1
votes

Help!

I am running my MPI code and return a runtime-error of "ONE OF THE PROCESS TERMINATED BADLY: CLEANING UP...process manager error waiting for completion", I want to figure out the number of the error process and how?

What's more, it can be ok when using 4X4(4 machine using 4 process each), but if I using 4X6 or more(4X8), there is a error.

My reduce code is below:

#include <stdio.h>
int main(void)
{
   int num,rank;
   scanf("%d %d",&num, &rank);
   int depth = 1;
   int flag = 0;
   while(num > 1) {
      if(rank < num){
          flag = num % 2;
          if(rank % 2 != 0){
              //MPI_Send(to (rank-1)*depth);
              printf("Send to %d\n", (rank - 1) * depth);
              rank *= num;
              break;
          }
          else{
              if(!(flag && (rank == (num - 1)))) {
                  //MPI_Recv(from (rank+1)*depth);
                  printf("Recv from %d\n", (rank+1)*depth);
              }
              rank /= 2;
          }
          depth *= 2;
      }
      num = num / 2 + flag;
  }
  return 0;
}

Thank you!

1
Can you post a reduced code sample? - chrisaycock
You can use a debugger for this.check this out:stackoverflow.com/questions/329259/… - chemeng
The 'reduced code sample' is, alas, not an MPI program.
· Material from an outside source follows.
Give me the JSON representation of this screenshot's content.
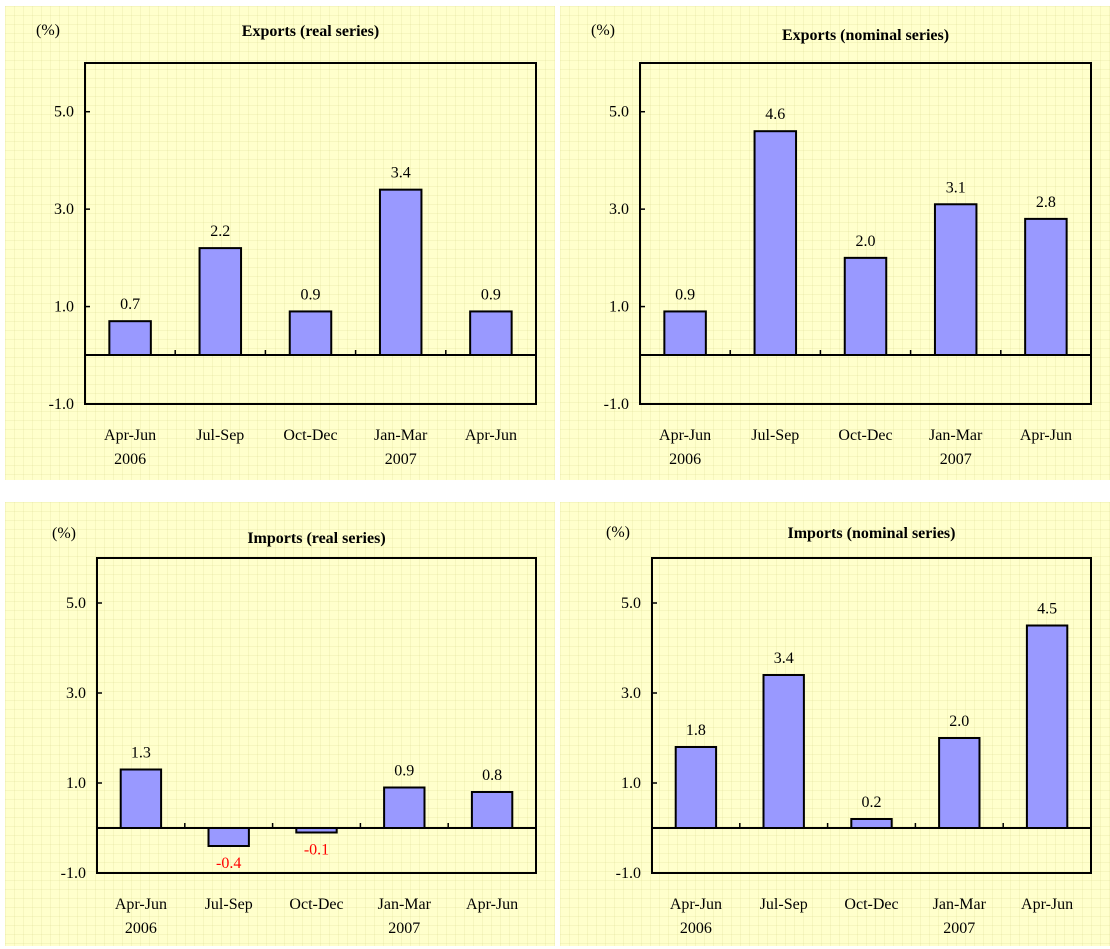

Can you post a reduced code sample which exhibits the aberrant behaviour you are trying to eliminate ? - High Performance Mark

1 Answers

0
votes

If the problem is related to some MPI error, e.g. you try to send messages to ranks that does not exist, you should create your own MPI error handler using MPI_Comm_create_errhandler. Here you can print the number of the rank which produces the error. Nevertheless, you must run your code in a debugger to get behind the problem.